Commercial Litigation and Arbitration

Federal Jurisdiction — What Does Grable Mean?

The defendant in Singh v. Duane Morris LLP, 2008 U.S. App. LEXIS 16191 (5th Cir. July 30, 2008), had unsuccessfully represented the plaintiff in a trademark action. The plaintiff, in this action, sued in Texas state court for malpractice, alleging that the defendant was negligent in failing to offer available proof of secondary meaning, leading to the loss in the trademark action. The defendant removed and won. On appeal, the plaintiff claimed the federal district court did not have jurisdiction because there was no diversity and the requirements of Grable & Sons Metal Prods., Inc. v. Darue Eng'g & Mfg., 545 U.S. 308 (2005), were not satisfied. From Judge Jerry Smith’s opinion:

The fact that a substantial federal question is necessary to the resolution of a state-law claim is not sufficient to permit federal jurisdiction: "Franchise Tax Board . . . did not purport to disturb the long-settled understanding that the mere presence of a federal issue in a state cause of action does not automatically confer federal-question jurisdiction." Merrell Dow Pharms. Inc. v. Thompson, 478 U.S. 804, 813 (1986). Likewise, "the presence of a disputed federal issue . . . [is] never necessarily dispositive." Grable & Sons Metal Prods., Inc. v. Darue Eng'g & Mfg., 545 U.S. 308, 314 (2005). Instead, "[f]ar from creating some kind of automatic test, Franchise Tax Board thus candidly recognized the need for careful judgments about the exercise of federal judicial power in an area of uncertain jurisdiction." Merrell Dow, 478 U.S. at 814.
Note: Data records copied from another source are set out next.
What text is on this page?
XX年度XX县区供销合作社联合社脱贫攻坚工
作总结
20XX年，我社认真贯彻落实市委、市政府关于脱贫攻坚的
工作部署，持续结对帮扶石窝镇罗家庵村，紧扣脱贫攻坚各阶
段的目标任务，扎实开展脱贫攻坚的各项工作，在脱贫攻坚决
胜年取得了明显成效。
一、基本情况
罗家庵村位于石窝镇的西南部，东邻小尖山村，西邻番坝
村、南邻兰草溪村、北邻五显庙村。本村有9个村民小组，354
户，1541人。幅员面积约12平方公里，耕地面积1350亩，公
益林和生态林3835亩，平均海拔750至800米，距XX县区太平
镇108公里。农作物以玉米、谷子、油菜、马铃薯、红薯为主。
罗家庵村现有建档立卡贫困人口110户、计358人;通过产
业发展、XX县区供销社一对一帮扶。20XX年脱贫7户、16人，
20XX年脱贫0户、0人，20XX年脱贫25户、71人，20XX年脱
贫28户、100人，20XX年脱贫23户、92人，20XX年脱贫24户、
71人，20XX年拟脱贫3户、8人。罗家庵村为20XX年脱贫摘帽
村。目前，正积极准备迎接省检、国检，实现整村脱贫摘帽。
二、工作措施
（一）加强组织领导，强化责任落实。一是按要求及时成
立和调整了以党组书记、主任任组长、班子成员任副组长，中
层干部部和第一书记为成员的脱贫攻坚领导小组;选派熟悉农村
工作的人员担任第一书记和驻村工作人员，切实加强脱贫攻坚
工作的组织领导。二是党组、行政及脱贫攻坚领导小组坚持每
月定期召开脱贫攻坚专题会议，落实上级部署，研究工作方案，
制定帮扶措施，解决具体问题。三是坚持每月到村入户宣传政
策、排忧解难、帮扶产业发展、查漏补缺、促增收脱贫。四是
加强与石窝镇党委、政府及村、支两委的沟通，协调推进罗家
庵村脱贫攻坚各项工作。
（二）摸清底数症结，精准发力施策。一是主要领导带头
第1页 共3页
If, however, the standard for federal question jurisdiction is no "automatic test," what sort of test is it? Although the Court's answer has at times been less than pellucid, it recently summed up the requisite inquiry: "[T]he question is, does a state-law claim necessarily raise a stated federal issue, actually disputed and substantial, which a federal forum may entertain without disturbing any congressionally approved balance of federal and state judicial responsibilities." Grable, 545 U.S. at 314. In other words, federal question jurisdiction exists where (1) resolving a federal issue is necessary to resolution of the state-law claim; (2) the federal issue is actually disputed; (3) the federal issue is substantial; and (4) federal jurisdiction will not disturb the balance of federal and state judicial responsibilities. ***T]his case involves no important issue of federal law. Instead, the federal issue is predominantly one of fact — whether Singh had sufficient evidence that his trademark had acquired secondary meaning. 5 Though obviously significant to Singh's claim, that issue does not require "resort to the experience, solicitude, and hope of uniformity that a federal forum offers." *** It is possible that the federal interest in patent cases is sufficiently more substantial, such that it might justify federal jurisdiction. But we need not decide the question before the Federal Circuit, because it is not before us. We conclude only that jurisdiction does not extend to malpractice claims involving trademark suits like this one.

Vacated for lack of subject matter jurisdiction.